Le Bitcoin peut-il anéantir Internet ?
Le Bitcoin peut-il anéantir Internet ?
Crédit photo © Reuters

(Boursier.com) — Le Bitcoin peut-il détruire Internet ? La BRI (Banque des règlements internationaux), institution financière internationale basée à Bâle et contrôlée par des banques centrales, surnommée 'banque des banques centrales', tacle le BTC et les cryptomonnaies dans une étude analysant les coulisses du 'buzz' des crypo-actifs. La BRI n'est pas tendre avec les devises numériques, jugées pour l'heure très énergivores, instables et bien évidemment risquées, et susceptibles de paralyser l'Internet mondial ! De plus, la BRI ne parvient pas à identifier un problème pouvant éventuellement être résolu par les 'cryptos'. L'institution estime que les régulateurs doivent apporter des réponses permettant d'éviter les abus, tout en autorisant une expérimentation supplémentaire...

La BRI juge dangereux le Bitcoin et ses pairs. L'institution suisse détaille, dans son rapport, les problèmes liés aux 'cryptos' et à leur tentative de démocratisation. Pire, ces devises digitales pourraient même totalement bloquer Internet, à en croire l'étude publiée hier dimanche. Le fait d'utiliser une devise virtuelle telle que le Bitcoin pour les transactions 'retail' mondiales saturerait en effet rapidement la capacité des serveurs informatiques, analyse la BRI. Les superordinateurs tourneraient à plein régime devant une accumulation colossale de données qui, au final, mettrait à genoux Internet, imagine la banque centrale des banques centrales.

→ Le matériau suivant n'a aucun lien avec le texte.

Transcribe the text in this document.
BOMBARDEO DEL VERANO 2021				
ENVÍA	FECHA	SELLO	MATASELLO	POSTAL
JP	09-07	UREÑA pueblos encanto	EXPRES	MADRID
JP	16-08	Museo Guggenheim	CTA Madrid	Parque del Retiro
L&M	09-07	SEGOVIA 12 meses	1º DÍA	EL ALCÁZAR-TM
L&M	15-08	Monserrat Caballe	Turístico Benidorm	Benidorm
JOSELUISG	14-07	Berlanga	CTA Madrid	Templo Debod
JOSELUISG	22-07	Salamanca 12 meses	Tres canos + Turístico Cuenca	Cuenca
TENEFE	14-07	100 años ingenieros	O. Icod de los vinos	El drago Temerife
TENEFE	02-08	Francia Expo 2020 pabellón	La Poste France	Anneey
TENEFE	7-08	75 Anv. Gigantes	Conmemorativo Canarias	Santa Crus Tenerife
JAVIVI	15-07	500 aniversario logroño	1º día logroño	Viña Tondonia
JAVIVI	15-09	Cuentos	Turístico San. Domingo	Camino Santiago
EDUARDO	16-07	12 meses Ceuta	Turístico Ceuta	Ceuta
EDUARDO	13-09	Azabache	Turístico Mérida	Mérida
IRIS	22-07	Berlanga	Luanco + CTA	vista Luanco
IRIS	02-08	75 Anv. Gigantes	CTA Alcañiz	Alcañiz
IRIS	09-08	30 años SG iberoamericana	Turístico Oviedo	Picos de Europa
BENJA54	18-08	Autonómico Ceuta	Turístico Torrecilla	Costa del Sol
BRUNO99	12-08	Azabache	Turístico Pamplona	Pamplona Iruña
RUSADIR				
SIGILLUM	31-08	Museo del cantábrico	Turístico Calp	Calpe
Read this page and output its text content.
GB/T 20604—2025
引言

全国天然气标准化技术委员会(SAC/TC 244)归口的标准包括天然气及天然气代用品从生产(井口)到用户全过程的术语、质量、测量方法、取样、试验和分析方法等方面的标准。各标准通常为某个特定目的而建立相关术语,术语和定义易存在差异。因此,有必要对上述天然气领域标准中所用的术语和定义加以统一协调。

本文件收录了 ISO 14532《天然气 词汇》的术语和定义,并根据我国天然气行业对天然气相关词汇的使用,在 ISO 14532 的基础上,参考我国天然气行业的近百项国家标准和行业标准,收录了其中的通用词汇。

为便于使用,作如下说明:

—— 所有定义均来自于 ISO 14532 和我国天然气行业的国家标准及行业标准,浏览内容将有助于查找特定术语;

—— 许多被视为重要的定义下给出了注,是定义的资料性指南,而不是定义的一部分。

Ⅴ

La BRI ne croit donc pas à l'utilisation des 'cryptos' comme mode de paiement régulier. Elle évoque évidemment le problème de la volatilité des prix des devises numériques, ainsi que les commissions des transactions ou le piratage. "La confiance peut s'évaporer à tout moment en raison de la fragilité du consensus décentralisé par le biais duquel les transactions sont enregistrées", a-t-elle ajouté. "Cela signifie qu'une cryptomonnaie peut simplement cesser de fonctionner, entraînant une perte de valeur totale", rappelle aussi la BRI.

La Banque juge tout de même que la technologie sous-jacente pourrait se révéler prometteuse dans d'autres applications, par exemple dans la simplification des processus administratifs de règlement des transactions financières. Ces potentielles applications prometteuses doivent toutefois encore être testées...

Les principales cryptomonnaies ont nettement rechuté ces dernières semaines, et restent sous haute pression ce lundi. Le Bitcoin recule de plus de 4% sur une semaine et revient à 6.478$ selon Coinmarketcap, au plus bas de 7 mois. Le Bitcoin a désormais enfoncé très nettement le support technique surveillé des 6.800$. La capitalisation totale de la reine des 'cryptos' retombe ainsi à environ 110 milliards de dollars, pratiquement au plus bas depuis février 2018.

L'Ethereum affiche une correction de 6% sur une semaine à 497$, alors que le Ripple chute de 11% à 0,51$. Le Bitcoin Cash décroche de 10% sur sept jours et l'EOS de 7%.

Le piratage d'une plateforme sud-coréenne, Coinrail, explique en partie l'accélération récente de la baisse. La plateforme d'échange revoit son système après des tentatives d'attaques. Les jetons ATX, NPER et NPXS exposés auraient été gelés, alors que les autres 'cryptos' auraient été placées sur un portefeuille 'à froid' et ainsi protégées. Il faut toutefois constater que cette plateforme est proche de la 100ème position du marché par le volume de transactions, selon Coinmarketcap, ce qui minimise l'impact potentiel du piratage.

Les crypto-devises subissent par ailleurs une enquête de la Commodity Futures Trading Commission (CFTC), qui se penche sur les cas des quatre principales places d'échange de monnaies numériques (Coinbase, Kraken, Bitstamp et ItBit). La CFTC enquête sur de possibles manipulations des prix. Le régulateur de marché demande aux quatre plateformes des données de trading détaillées.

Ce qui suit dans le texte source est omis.